Question

create a table of values to show that the exponential expression 3(2)^x eventually overtakes the quadratic expression 3x^2 + 2x.

Explanation:

Step1: Choose values for \( x \)

We'll choose integer values for \( x \) starting from a small number and increasing. Let's pick \( x = 0, 1, 2, 3, 4, 5, 6 \).

Step2: Calculate \( 3x^2 + 2x \) for each \( x \)

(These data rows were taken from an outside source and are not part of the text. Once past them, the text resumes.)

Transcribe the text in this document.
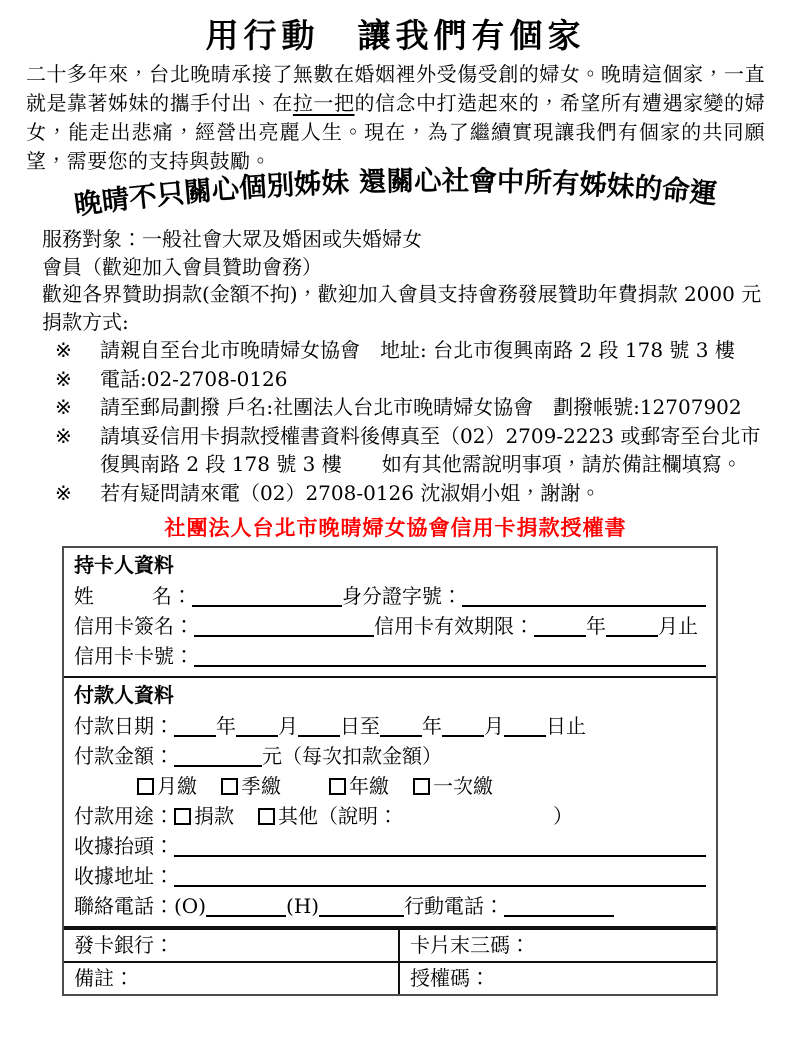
用行動　讓我們有個家

二十多年來，台北晚晴承接了無數在婚姻裡外受傷受創的婦女。晚晴這個家，一直就是靠著姊妹的攜手付出、在拉一把的信念中打造起來的，希望所有遭遇家變的婦女，能走出悲痛，經營出亮麗人生。現在，為了繼續實現讓我們有個家的共同願望，需要您的支持與鼓勵。

晚晴不只關心個別姊妹 還關心社會中所有姊妹的命運
服務對象：一般社會大眾及婚困或失婚婦女
會員（歡迎加入會員贊助會務）
歡迎各界贊助捐款(金額不拘)，歡迎加入會員支持會務發展贊助年費捐款 2000 元
捐款方式:
※ 請親自至台北市晚晴婦女協會　地址: 台北市復興南路 2 段 178 號 3 樓
※ 電話:02-2708-0126
※ 請至郵局劃撥 戶名:社團法人台北市晚晴婦女協會　劃撥帳號:12707902
※ 請填妥信用卡捐款授權書資料後傳真至（02）2709-2223 或郵寄至台北市復興南路 2 段 178 號 3 樓　　如有其他需說明事項，請於備註欄填寫。
※ 若有疑問請來電（02）2708-0126 沈淑娟小姐，謝謝。
社團法人台北市晚晴婦女協會信用卡捐款授權書
持卡人資料
姓	名：	身分證字號：
信用卡簽名：	信用卡有效期限：	年	月止
信用卡卡號：
付款人資料
付款日期： 年 月 日至 年 月 日止
付款金額：	元（每次扣款金額）
月繳 季繳	年繳 一次繳
付款用途： 捐款 其他（說明：	）
收據抬頭：
收據地址：
聯絡電話： (O)	(H)	行動電話：
發卡銀行：	卡片末三碼：
備註：	授權碼：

• For \( x = 0 \): \( 3(0)^2 + 2(0) = 0 \)
• For \( x = 1 \): \( 3(1)^2 + 2(1) = 3 + 2 = 5 \)
• For \( x = 2 \): \( 3(2)^2 + 2(2) = 12 + 4 = 16 \)
• For \( x = 3 \): \( 3(3)^2 + 2(3) = 27 + 6 = 33 \)
• For \( x = 4 \): \( 3(4)^2 + 2(4) = 48 + 8 = 56 \)
• For \( x = 5 \): \( 3(5)^2 + 2(5) = 75 + 10 = 85 \)
• For \( x = 6 \): \( 3(6)^2 + 2(6) = 108 + 12 = 120 \)

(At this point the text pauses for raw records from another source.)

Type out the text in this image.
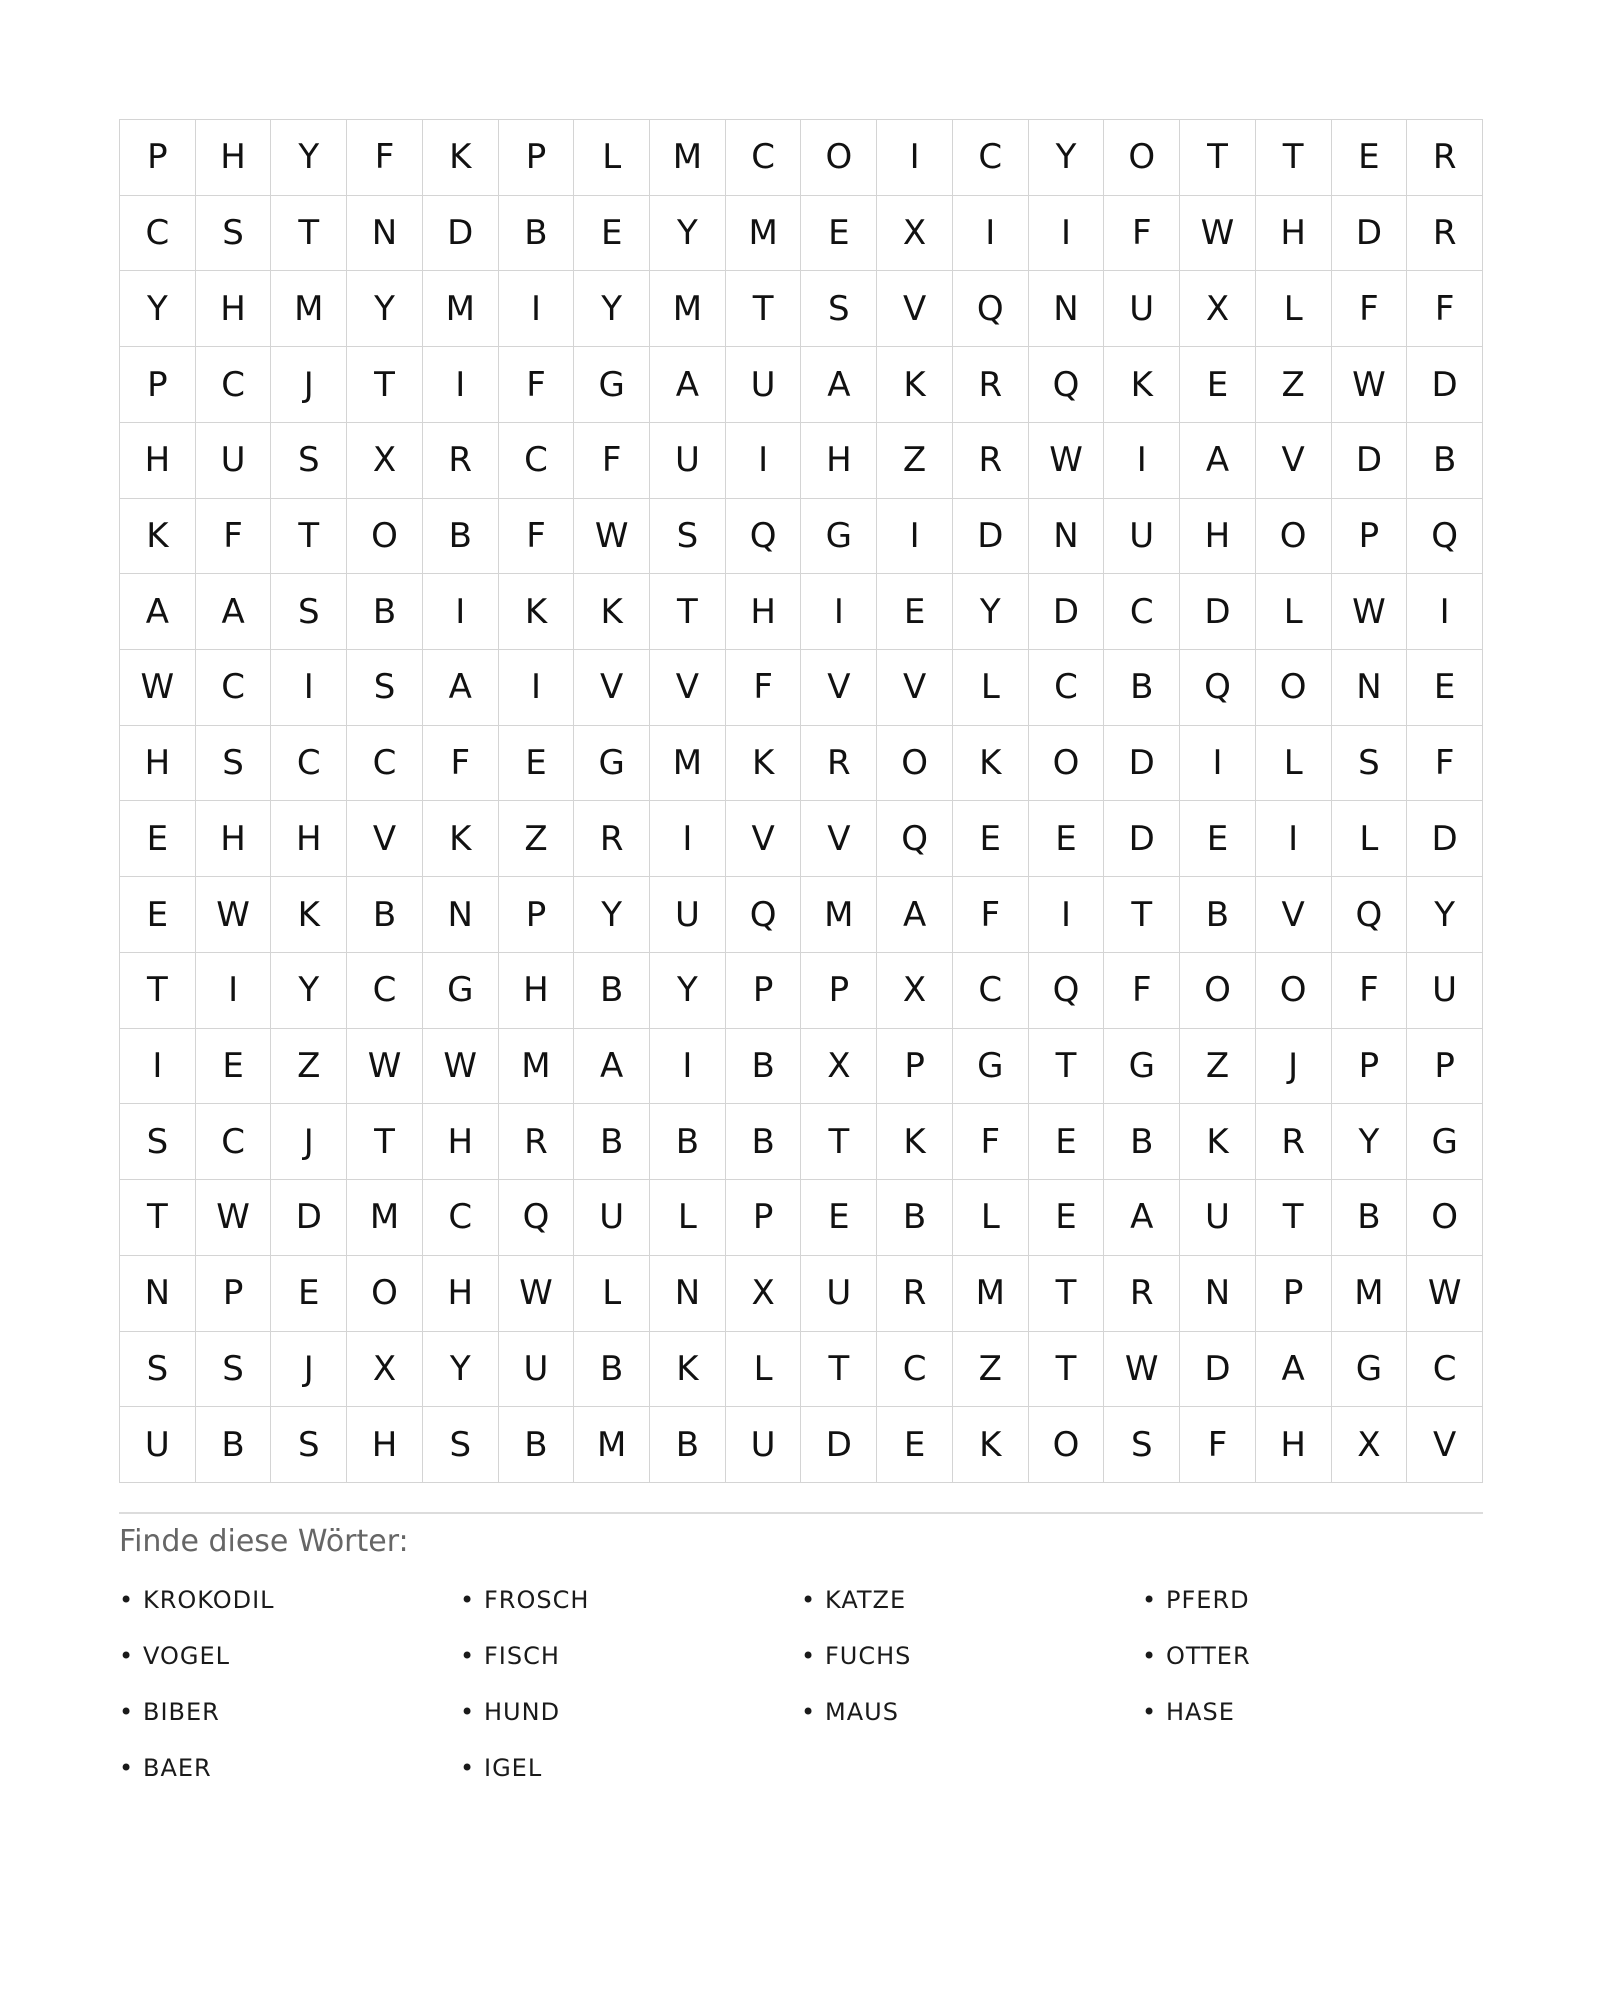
P	H	Y	F	K	P	L	M	C	O	I	C	Y	O	T	T	E	R
C	S	T	N	D	B	E	Y	M	E	X	I	I	F	W	H	D	R
Y	H	M	Y	M	I	Y	M	T	S	V	Q	N	U	X	L	F	F
P	C	J	T	I	F	G	A	U	A	K	R	Q	K	E	Z	W	D
H	U	S	X	R	C	F	U	I	H	Z	R	W	I	A	V	D	B
K	F	T	O	B	F	W	S	Q	G	I	D	N	U	H	O	P	Q
A	A	S	B	I	K	K	T	H	I	E	Y	D	C	D	L	W	I
W	C	I	S	A	I	V	V	F	V	V	L	C	B	Q	O	N	E
H	S	C	C	F	E	G	M	K	R	O	K	O	D	I	L	S	F
E	H	H	V	K	Z	R	I	V	V	Q	E	E	D	E	I	L	D
E	W	K	B	N	P	Y	U	Q	M	A	F	I	T	B	V	Q	Y
T	I	Y	C	G	H	B	Y	P	P	X	C	Q	F	O	O	F	U
I	E	Z	W	W	M	A	I	B	X	P	G	T	G	Z	J	P	P
S	C	J	T	H	R	B	B	B	T	K	F	E	B	K	R	Y	G
T	W	D	M	C	Q	U	L	P	E	B	L	E	A	U	T	B	O
N	P	E	O	H	W	L	N	X	U	R	M	T	R	N	P	M	W
S	S	J	X	Y	U	B	K	L	T	C	Z	T	W	D	A	G	C
U	B	S	H	S	B	M	B	U	D	E	K	O	S	F	H	X	V
Finde diese Wörter:
• KROKODIL	• FROSCH	• KATZE	• PFERD
• VOGEL	• FISCH	• FUCHS	• OTTER
• BIBER	• HUND	• MAUS	• HASE
• BAER	• IGEL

Step3: Calculate \( 3(2)^x \) for each \( x \)

• For \( x = 0 \): \( 3(2)^0 = 3(1) = 3 \)
• For \( x = 1 \): \( 3(2)^1 = 3(2) = 6 \)
• For \( x = 2 \): \( 3(2)^2 = 3(4) = 12 \)
• For \( x = 3 \): \( 3(2)^3 = 3(8) = 24 \)
• For \( x = 4 \): \( 3(2)^4 = 3(16) = 48 \)
• For \( x = 5 \): \( 3(2)^5 = 3(32) = 96 \)
• For \( x = 6 \): \( 3(2)^6 = 3(64) = 192 \)

Step4: Create the table

Now we'll organize the values into a table:

\( x \)	\( 3x^2 + 2x \)	\( 3(2)^x \)
1	5	6
2	16	12
3	33	24
4	56	48
5	85	96
6	120	192

From the table, we can see that when \( x = 5 \), \( 3(2)^5 = 96 \) which is greater than \( 3(5)^2 + 2(5) = 85 \), and as \( x \) increases further, the exponential function \( 3(2)^x \) will grow much faster than the quadratic function \( 3x^2 + 2x \), so it "overtakes" the quadratic expression.

Answer:

The table of values is:

\( x \)	\( 3x^2 + 2x \)	\( 3(2)^x \)
1	5	6
2	16	12
3	33	24
4	56	48
5	85	96
6	120	192

We can observe that \( 3(2)^x \) overtakes \( 3x^2 + 2x \) when \( x = 5 \) (and continues to be larger for \( x > 5 \)).